Le Loch Beinn a'MheadhainAm Meallan, viewpoint trail Nous repartons ensuite pour sortir de la vallée en prévoyant de faire une balade à Dog Falls. Mais le destin en décida autrement. Est-ce que j'ai trop mangé le bord gauche de la route, est-ce qu'il y avait quelque chose sur la chaussée ??? La voiture se met tout à coup à vibrer et le tableau de bord me somme de vérifier la pression du pneu. Je me gare sur un passing place, je sors de la voiture et constate avec désolation que le pneu avant gauche est à plat, crevé, kaput... Il est 16h30. Journée maudite ! Et la suite est encore pire !!!
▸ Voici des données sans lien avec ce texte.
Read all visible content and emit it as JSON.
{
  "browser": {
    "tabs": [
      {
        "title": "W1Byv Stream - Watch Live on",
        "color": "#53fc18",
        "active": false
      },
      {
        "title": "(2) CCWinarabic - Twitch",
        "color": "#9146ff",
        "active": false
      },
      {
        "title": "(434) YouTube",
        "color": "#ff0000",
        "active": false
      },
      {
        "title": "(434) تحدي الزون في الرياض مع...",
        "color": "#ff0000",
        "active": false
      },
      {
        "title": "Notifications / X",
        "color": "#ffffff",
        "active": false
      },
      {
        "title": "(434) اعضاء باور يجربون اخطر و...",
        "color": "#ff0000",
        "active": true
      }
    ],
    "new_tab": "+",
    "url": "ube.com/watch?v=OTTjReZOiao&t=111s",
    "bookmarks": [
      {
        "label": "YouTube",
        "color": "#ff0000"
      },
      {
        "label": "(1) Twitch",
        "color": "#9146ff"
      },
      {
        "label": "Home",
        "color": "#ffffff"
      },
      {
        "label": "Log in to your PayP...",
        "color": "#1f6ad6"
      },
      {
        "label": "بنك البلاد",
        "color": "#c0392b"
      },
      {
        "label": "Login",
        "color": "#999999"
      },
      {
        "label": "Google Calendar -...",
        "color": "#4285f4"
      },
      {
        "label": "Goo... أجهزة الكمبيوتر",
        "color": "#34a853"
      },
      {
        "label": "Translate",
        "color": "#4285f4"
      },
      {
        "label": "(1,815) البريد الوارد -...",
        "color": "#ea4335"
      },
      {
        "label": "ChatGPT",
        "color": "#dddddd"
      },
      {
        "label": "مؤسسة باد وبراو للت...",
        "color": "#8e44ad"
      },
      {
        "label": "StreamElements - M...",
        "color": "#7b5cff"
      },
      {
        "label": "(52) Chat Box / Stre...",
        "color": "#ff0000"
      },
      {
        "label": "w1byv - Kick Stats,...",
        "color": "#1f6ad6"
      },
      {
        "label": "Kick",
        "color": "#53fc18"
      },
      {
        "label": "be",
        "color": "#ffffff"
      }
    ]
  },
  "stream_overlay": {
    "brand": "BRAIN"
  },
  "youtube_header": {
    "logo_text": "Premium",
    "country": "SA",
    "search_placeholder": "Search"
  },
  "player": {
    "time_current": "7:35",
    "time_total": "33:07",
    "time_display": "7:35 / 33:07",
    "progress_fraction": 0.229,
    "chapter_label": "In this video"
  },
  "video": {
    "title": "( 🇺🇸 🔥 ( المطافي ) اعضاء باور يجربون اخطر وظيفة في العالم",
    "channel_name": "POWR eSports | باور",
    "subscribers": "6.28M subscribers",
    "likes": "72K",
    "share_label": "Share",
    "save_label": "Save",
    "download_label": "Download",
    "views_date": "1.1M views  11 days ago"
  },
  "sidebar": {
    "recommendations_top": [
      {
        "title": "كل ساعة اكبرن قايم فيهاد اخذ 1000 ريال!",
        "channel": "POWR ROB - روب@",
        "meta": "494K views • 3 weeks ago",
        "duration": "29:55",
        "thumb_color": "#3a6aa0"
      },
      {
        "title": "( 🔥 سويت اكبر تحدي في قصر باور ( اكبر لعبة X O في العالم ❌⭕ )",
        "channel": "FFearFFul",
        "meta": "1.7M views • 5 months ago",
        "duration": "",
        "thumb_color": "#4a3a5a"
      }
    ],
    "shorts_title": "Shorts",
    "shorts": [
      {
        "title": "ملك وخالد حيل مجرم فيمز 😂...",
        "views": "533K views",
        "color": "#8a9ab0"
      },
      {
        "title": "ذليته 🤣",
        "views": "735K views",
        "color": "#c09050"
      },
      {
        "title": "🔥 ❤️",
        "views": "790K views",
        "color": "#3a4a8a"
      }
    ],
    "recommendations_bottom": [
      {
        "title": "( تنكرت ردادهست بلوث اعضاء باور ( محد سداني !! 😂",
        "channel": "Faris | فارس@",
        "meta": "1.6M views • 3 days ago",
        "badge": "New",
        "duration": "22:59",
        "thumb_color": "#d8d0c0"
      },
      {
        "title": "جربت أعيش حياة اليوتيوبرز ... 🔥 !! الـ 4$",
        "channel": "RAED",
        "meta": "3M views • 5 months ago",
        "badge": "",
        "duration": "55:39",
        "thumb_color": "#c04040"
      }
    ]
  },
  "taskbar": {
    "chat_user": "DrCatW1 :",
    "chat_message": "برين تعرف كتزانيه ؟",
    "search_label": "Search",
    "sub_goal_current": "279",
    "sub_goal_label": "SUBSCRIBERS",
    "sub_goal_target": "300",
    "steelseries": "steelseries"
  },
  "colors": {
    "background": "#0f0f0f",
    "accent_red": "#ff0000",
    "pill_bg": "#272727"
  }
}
Depuis le temps que je me dis qu'il faut que je m'entraine à changer une roue. Bah voilà, va falloir. Bon, où est la roue de secours...J'ouvre le coffre, on enlève nos bagages, on soulève la moquette, euh....pas de roue. OK, je me mets à genoux, oh non pas pour invoquer l'aide du tout puissant mais pour être plus terre à terre, fallait bien regarder sous la voiture...Ouais, ba toujours pas de roue de secours. Pendant ce temps, ma fille a arrêté la première voiture qui passait, des allemands en vacances. Le monsieur cherche avec moi, pas de roue de secours, pas de bombe anti-crevaison. Baa, on va appeler un dépanneur. Je sors mon téléphone...pas de réseau. Bon là, c'est plus très drôle. Le monsieur me dit de prendre en photo le modèle de pneu et il nous emmène avec nos bagages au bled le plus proche, Cannich, à 30 minutes tout de même, pour téléphoner.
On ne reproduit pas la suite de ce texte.